Godel gave an example of an unprovable statement that's the whole point. You obviously have no clue about models or Godel's completeness theorem. Note I said completeness theorem it's different than the incompleteness theorem.
> If it’s true, it’s necessarily provable, or it’s an axiom, but if it’s an axiom, then it shouldn’t be controversial in the first place.
More crank shit. Axioms are whatever you want them to be as long as they aren't inconsistent.

>>20383697
>Godel gave an example of an unprovable statement that's the whole point
it has nothing to do with realistic mathematical statements, and it’s just the liar’s paradox.
>Axioms are whatever you want them to be
crank shit

Autism, unironically.

>>20383721
>it’s just the liar’s paradox.
No it's not. It relies on self-reference and people who don't know what they're talking about jump to the liar's paradox since that's the only other instance of self-reference they can think of.
>>Axioms are whatever you want them to be
>crank shit
You cut off the part about using whatever axioms you want AS LONG AS THEY AREN'T INCONSISTENT. The idea that axioms are somehow self-evident truths has been discredited since the discovery of non-Euclidean geometry in the 1800s. Any logical deduction from whatever consistent set of axioms you come up with is math

>>20383741
>self-reference
Maybe it’s paradoxical because it doesn’t exist.
>b-but humans talk about themselves
the self doesn’t even exist. There is no “I”
>discovery of non-Euclidean geometry in the 1800s
Give the axiom

>>20383760
>Maybe it’s paradoxical because it doesn’t exist
Godel's proof goes through the mechanics of self-reference in arithmetic in autistic detail. You're stupid and have no mathematical training I'm not going to waste my time going over it.
>>discovery of non-Euclidean geometry in the 1800s
>Give the axiom
The parallel axiom and it's various alternatives. It's easily searchable you should really learn more about this stuff before talking

>>20383780
Yeah and Gödel also proved God’s existence in autistic detail. Not.
>The parallel axiom and it's various alternatives
not unintuitive

>>20383796
>Yeah and Gödel also proved God’s existence in autistic detail. Not.
His modal proof has several axioms that people don't accept.
>>The parallel axiom and it's various alternatives
>not unintuitive
Hyperbolic geometry is extremely unintuitive and essentially fell out of an attempt to break geometry by negating the Euclidean parallel axiom.
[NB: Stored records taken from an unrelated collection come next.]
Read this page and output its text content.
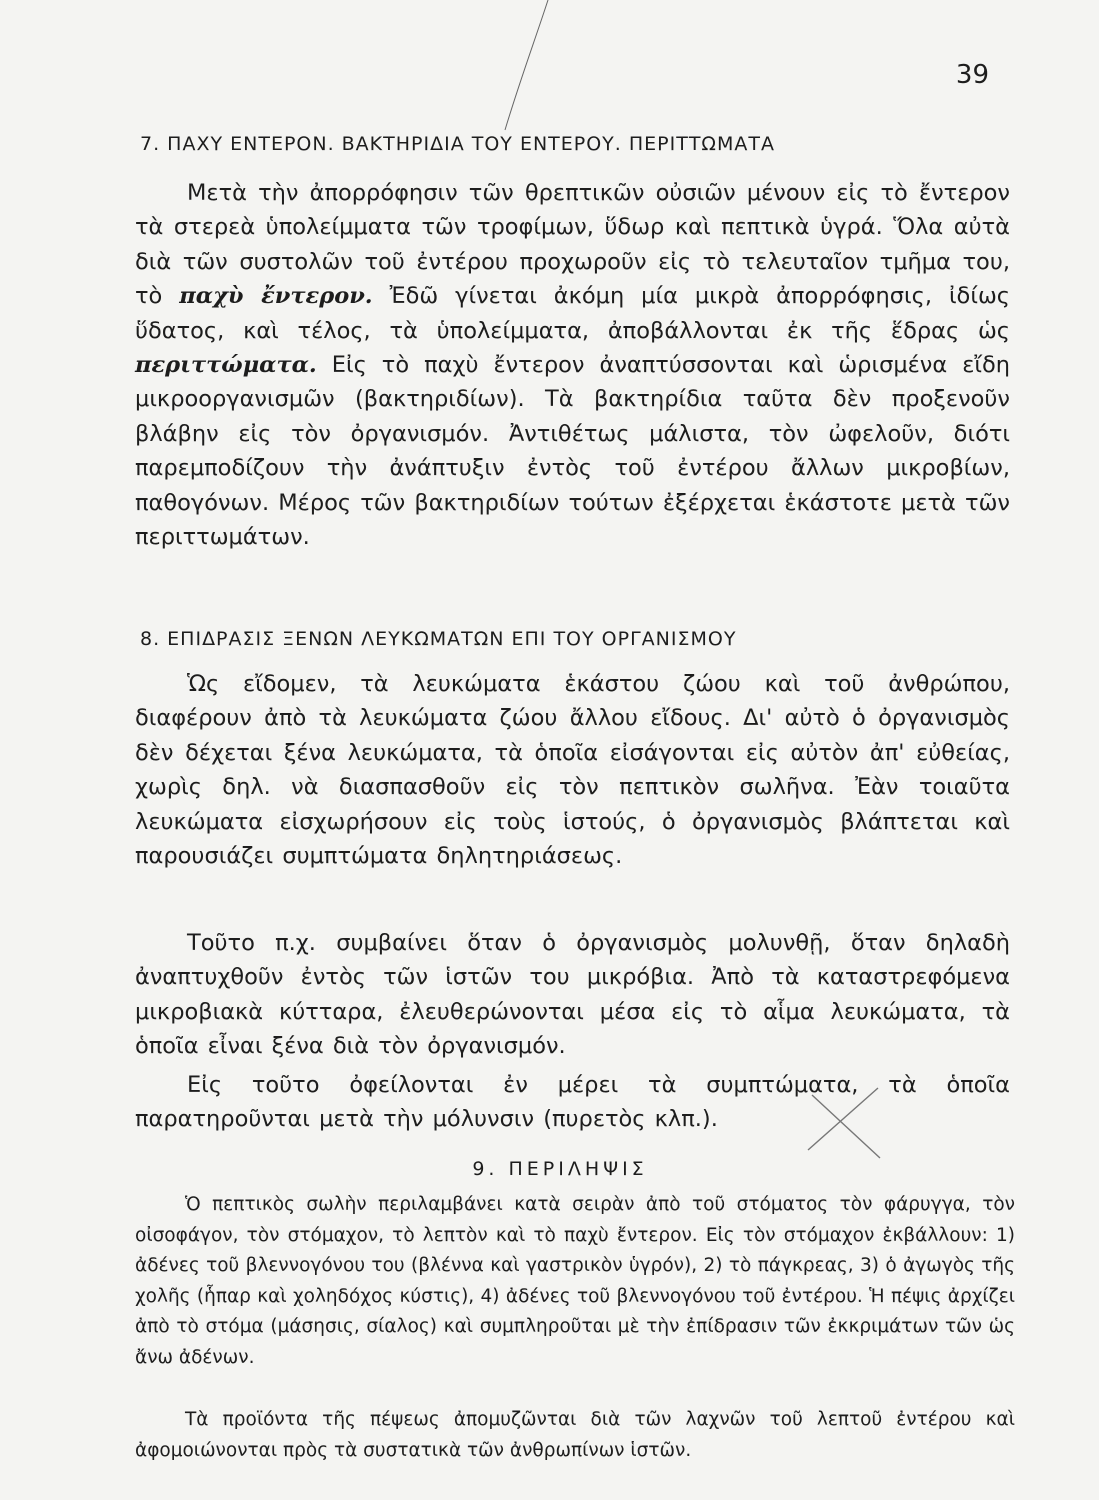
39
7. ΠΑΧΥ ΕΝΤΕΡΟΝ. ΒΑΚΤΗΡΙΔΙΑ ΤΟΥ ΕΝΤΕΡΟΥ. ΠΕΡΙΤΤΩΜΑΤΑ
Μετὰ τὴν ἀπορρόφησιν τῶν θρεπτικῶν οὐσιῶν μένουν εἰς τὸ ἔντερον τὰ στερεὰ ὑπολείμματα τῶν τροφίμων, ὕδωρ καὶ πεπτικὰ ὑγρά. Ὅλα αὐτὰ διὰ τῶν συστολῶν τοῦ ἐντέρου προχωροῦν εἰς τὸ τελευταῖον τμῆμα του, τὸ παχὺ ἔντερον. Ἐδῶ γίνεται ἀκόμη μία μικρὰ ἀπορρόφησις, ἰδίως ὕδατος, καὶ τέλος, τὰ ὑπολείμματα, ἀποβάλλονται ἐκ τῆς ἕδρας ὡς περιττώματα. Εἰς τὸ παχὺ ἔντερον ἀναπτύσσονται καὶ ὡρισμένα εἴδη μικροοργανισμῶν (βακτηριδίων). Τὰ βακτηρίδια ταῦτα δὲν προξενοῦν βλάβην εἰς τὸν ὀργανισμόν. Ἀντιθέτως μάλιστα, τὸν ὠφελοῦν, διότι παρεμποδίζουν τὴν ἀνάπτυξιν ἐντὸς τοῦ ἐντέρου ἄλλων μικροβίων, παθογόνων. Μέρος τῶν βακτηριδίων τούτων ἐξέρχεται ἑκάστοτε μετὰ τῶν περιττωμάτων.
8. ΕΠΙΔΡΑΣΙΣ ΞΕΝΩΝ ΛΕΥΚΩΜΑΤΩΝ ΕΠΙ ΤΟΥ ΟΡΓΑΝΙΣΜΟΥ
Ὡς εἴδομεν, τὰ λευκώματα ἑκάστου ζώου καὶ τοῦ ἀνθρώπου, διαφέρουν ἀπὸ τὰ λευκώματα ζώου ἄλλου εἴδους. Δι' αὐτὸ ὁ ὀργανισμὸς δὲν δέχεται ξένα λευκώματα, τὰ ὁποῖα εἰσάγονται εἰς αὐτὸν ἀπ' εὐθείας, χωρὶς δηλ. νὰ διασπασθοῦν εἰς τὸν πεπτικὸν σωλῆνα. Ἐὰν τοιαῦτα λευκώματα εἰσχωρήσουν εἰς τοὺς ἱστούς, ὁ ὀργανισμὸς βλάπτεται καὶ παρουσιάζει συμπτώματα δηλητηριάσεως.
Τοῦτο π.χ. συμβαίνει ὅταν ὁ ὀργανισμὸς μολυνθῇ, ὅταν δηλαδὴ ἀναπτυχθοῦν ἐντὸς τῶν ἱστῶν του μικρόβια. Ἀπὸ τὰ καταστρεφόμενα μικροβιακὰ κύτταρα, ἐλευθερώνονται μέσα εἰς τὸ αἷμα λευκώματα, τὰ ὁποῖα εἶναι ξένα διὰ τὸν ὀργανισμόν.
Εἰς τοῦτο ὀφείλονται ἐν μέρει τὰ συμπτώματα, τὰ ὁποῖα παρατηροῦνται μετὰ τὴν μόλυνσιν (πυρετὸς κλπ.).
9. ΠΕΡΙΛΗΨΙΣ
Ὁ πεπτικὸς σωλὴν περιλαμβάνει κατὰ σειρὰν ἀπὸ τοῦ στόματος τὸν φάρυγγα, τὸν οἰσοφάγον, τὸν στόμαχον, τὸ λεπτὸν καὶ τὸ παχὺ ἔντερον. Εἰς τὸν στόμαχον ἐκβάλλουν: 1) ἀδένες τοῦ βλεννογόνου του (βλέννα καὶ γαστρικὸν ὑγρόν), 2) τὸ πάγκρεας, 3) ὁ ἀγωγὸς τῆς χολῆς (ἧπαρ καὶ χοληδόχος κύστις), 4) ἀδένες τοῦ βλεννογόνου τοῦ ἐντέρου. Ἡ πέψις ἀρχίζει ἀπὸ τὸ στόμα (μάσησις, σίαλος) καὶ συμπληροῦται μὲ τὴν ἐπίδρασιν τῶν ἐκκριμάτων τῶν ὡς ἄνω ἀδένων.
Τὰ προϊόντα τῆς πέψεως ἀπομυζῶνται διὰ τῶν λαχνῶν τοῦ λεπτοῦ ἐντέρου καὶ ἀφομοιώνονται πρὸς τὰ συστατικὰ τῶν ἀνθρωπίνων ἱστῶν.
For two thousand years since Euclid people thought the parallel axiom was intuitively correct the question was whether or not it could be derived from the other axioms. It can't and one of it's alternatives is extremely unintuitive. Heck even spherical geometry requires a pretty unintuitive re-evalutation of what a line is.

>>20383824
even if self-referential statements were possible, we aren’t interested in these types of statements in mathematics. The proof is a complete sham

>>20383842
>even if self-referential statements were possible, we aren’t interested in these types of statements in mathematics
There was a massive amount of interest in the question Godel solved namely whether math could prove itself consistent. Godel showed it can't with the second incompleteness theorem and defeated Hilbert's program.